The yuan has been pegged at a rate of 8.28 to the US dollar for years, a rate which the US - as well as Japan and the European Union - now suggest is a long way out of step with China's surging exports and breakneck economic growth.

Politicians lining up for next year's US presidential election are beginning to blame the weak yuan for some of the 2.8 million jobs lost in the US since early 2001.

But according to S&P, the Chinese would be ill-advised to accede to the pointed requests emanating from Washington DC - and in any case, the jobs accusation is wide of the mark.

Past experience

Observers need only look at the chaos caused by the Asian economic meltdown of 1997-8 as an example of how a weak banking system, floating currencies and loose capital controls can trigger crisis, said S&P.

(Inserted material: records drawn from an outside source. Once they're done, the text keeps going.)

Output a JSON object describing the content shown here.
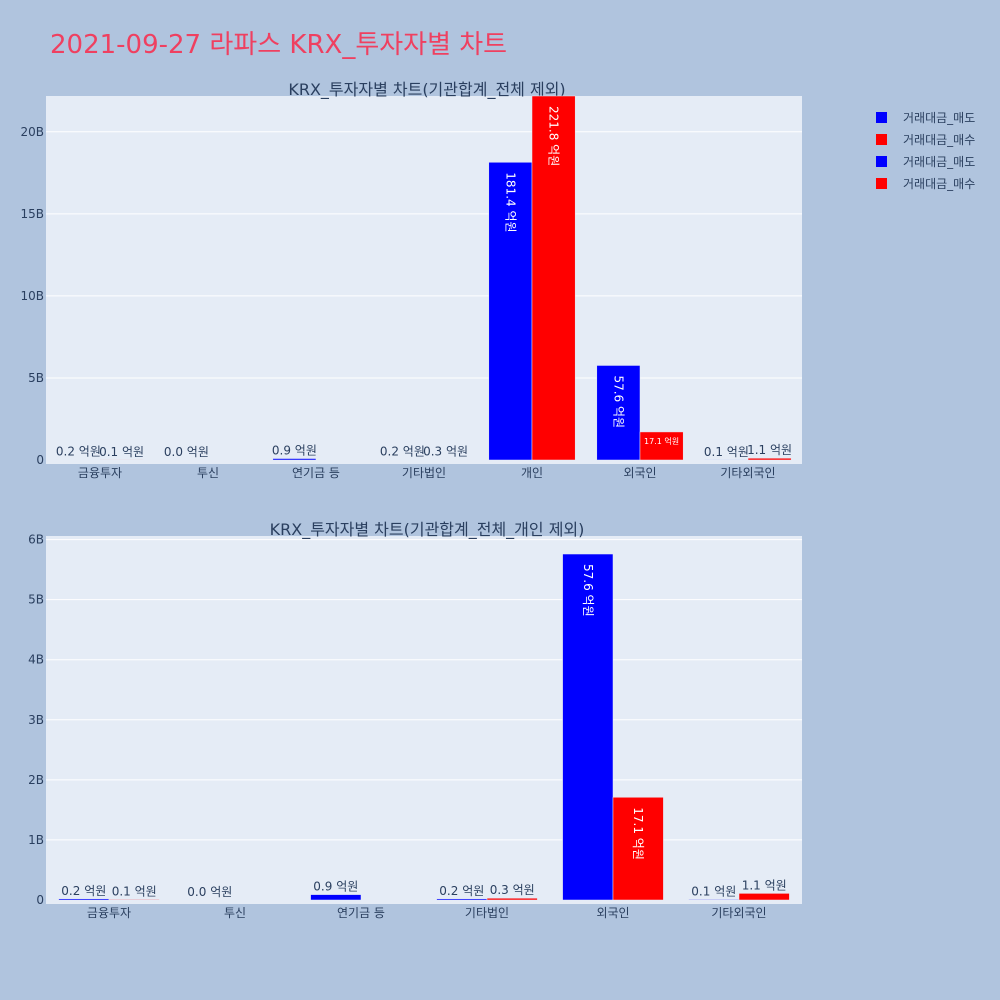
{
  "page_title": "2021-09-27 라파스 KRX_투자자별 차트",
  "colors": {
    "sell": "#0000ff",
    "buy": "#ff0000",
    "plot_bg": "#e5ecf6",
    "page_bg": "#b0c4de",
    "title": "#ef4060"
  },
  "legend": [
    {
      "label": "거래대금_매도",
      "color": "#0000ff"
    },
    {
      "label": "거래대금_매수",
      "color": "#ff0000"
    },
    {
      "label": "거래대금_매도",
      "color": "#0000ff"
    },
    {
      "label": "거래대금_매수",
      "color": "#ff0000"
    }
  ],
  "chart_data": [
    {
      "type": "bar",
      "title": "KRX_투자자별 차트(기관합계_전체 제외)",
      "categories": [
        "금융투자",
        "투신",
        "연기금 등",
        "기타법인",
        "개인",
        "외국인",
        "기타외국인"
      ],
      "series": [
        {
          "name": "거래대금_매도",
          "color": "#0000ff",
          "values": [
            20000000,
            0,
            90000000,
            20000000,
            18140000000,
            5760000000,
            10000000
          ],
          "labels": [
            "0.2 억원",
            "0.0 억원",
            "0.9 억원",
            "0.2 억원",
            "181.4 억원",
            "57.6 억원",
            "0.1 억원"
          ]
        },
        {
          "name": "거래대금_매수",
          "color": "#ff0000",
          "values": [
            10000000,
            null,
            null,
            30000000,
            22180000000,
            1710000000,
            110000000
          ],
          "labels": [
            "0.1 억원",
            "",
            "",
            "0.3 억원",
            "221.8 억원",
            "17.1 억원",
            "1.1 억원"
          ]
        }
      ],
      "ylim": [
        0,
        22180000000
      ],
      "yticks": [
        0,
        5000000000,
        10000000000,
        15000000000,
        20000000000
      ],
      "ytick_labels": [
        "0",
        "5B",
        "10B",
        "15B",
        "20B"
      ],
      "grid": true,
      "legend_position": "top-right"
    },
    {
      "type": "bar",
      "title": "KRX_투자자별 차트(기관합계_전체_개인 제외)",
      "categories": [
        "금융투자",
        "투신",
        "연기금 등",
        "기타법인",
        "외국인",
        "기타외국인"
      ],
      "series": [
        {
          "name": "거래대금_매도",
          "color": "#0000ff",
          "values": [
            20000000,
            0,
            90000000,
            20000000,
            5760000000,
            10000000
          ],
          "labels": [
            "0.2 억원",
            "0.0 억원",
            "0.9 억원",
            "0.2 억원",
            "57.6 억원",
            "0.1 억원"
          ]
        },
        {
          "name": "거래대금_매수",
          "color": "#ff0000",
          "values": [
            10000000,
            null,
            null,
            30000000,
            1710000000,
            110000000
          ],
          "labels": [
            "0.1 억원",
            "",
            "",
            "0.3 억원",
            "17.1 억원",
            "1.1 억원"
          ]
        }
      ],
      "ylim": [
        0,
        6060000000
      ],
      "yticks": [
        0,
        1000000000,
        2000000000,
        3000000000,
        4000000000,
        5000000000,
        6000000000
      ],
      "ytick_labels": [
        "0",
        "1B",
        "2B",
        "3B",
        "4B",
        "5B",
        "6B"
      ],
      "grid": true,
      "legend_position": "top-right"
    }
  ]
}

"China's banking system is insolvent, with problem loans estimated by S&P at 45% of total loans, and its risk control systems are ill-prepared to deal with a rapid liberalisation," said Paul Coughlin, Managing Director of S&P's Asia Pacific corporate & government ratings.

The banks rely on high savings rates to sustain the bad debts, S&P said, aided by the inrush of money in the form of investment by foreign firms.

"The volatility from a revaluation - or devaluation - coupled with capital flight, could crystallise the banks' insolvency," Mr Coughlin said.

"The banks credit risk is also substantial, given that many of its borrowers, especially public enterprises, are hardly profitable."

The economic data also suggests that imports of goods and services are growing along with the surging export performance, S&P says.

While China may choose to give up the fixed peg, it is much more likely to tie the yuan to a basket of currencies - as do many Asian nations since the currency crisis - than to allow it to float as the US wants.

China has made occasional noises suggesting it appreciates the US concerns, saying - without mentioning a date - that an eventual float is on the cards.

But in general it is resisting the pressure, warning that already high rural unemployment will get worse if revaluation takes place.